A human grandmaster might calculate 20-ply ahead, but only for a very limited number of lines, unlike a computer engine that may evaluate millions of positions for each move.

Pattern matching vs search (brute force) is a trade off in games like Chess and Go, and humans and MCTS-based engines are at opposite ends of the spectrum.

beepbooptheory · 2025-03-05T17:03:10 1741194190

Either you missed an /s or I am very interested to hear you unpack this a little bit. If you are serious, it just turns "brute force" into a kind of empty signifier anyway.

What do you call the attraction of bodies if not love? What is an insect if not a little human?

signa11 · 2025-03-05T12:31:30 1741177890

> ... This describes Go AIs as a brute force strategy with no heuristics ...
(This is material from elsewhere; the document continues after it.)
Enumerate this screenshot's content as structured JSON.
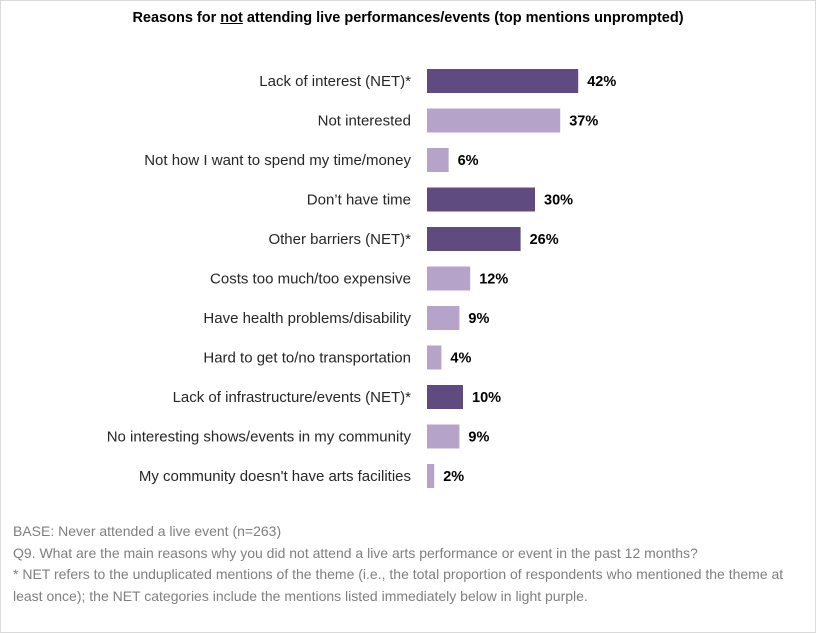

no, not really, from the paper

>> Also important was the use of learning by self play to learn a value function (as it was in many other games and even in chess, although learning did not play a big role in the 1997 program that first beat a world champion). Learning by self play, and learning in general, is like search in that it enables massive computation to be brought to bear.

important notion here is, imho "learning by self play". required heuristics emerge out of that. they are not programmed in.

dfan · 2025-03-05T12:26:48 1741177608

The paragraph on Go AI looked accurate to me. Go AI research spent decades trying to incorporate human-written rules about tactics and strategy. None of that is used any more, although human knowledge is leveraged a bit in the strongest programs when choosing useful features to feed into the neural nets. (Strong) Go AIs are not trained on human games anymore. Indeed they don't search the entire sample space when they perform MCTS, but I don't see Sutton claiming that they do.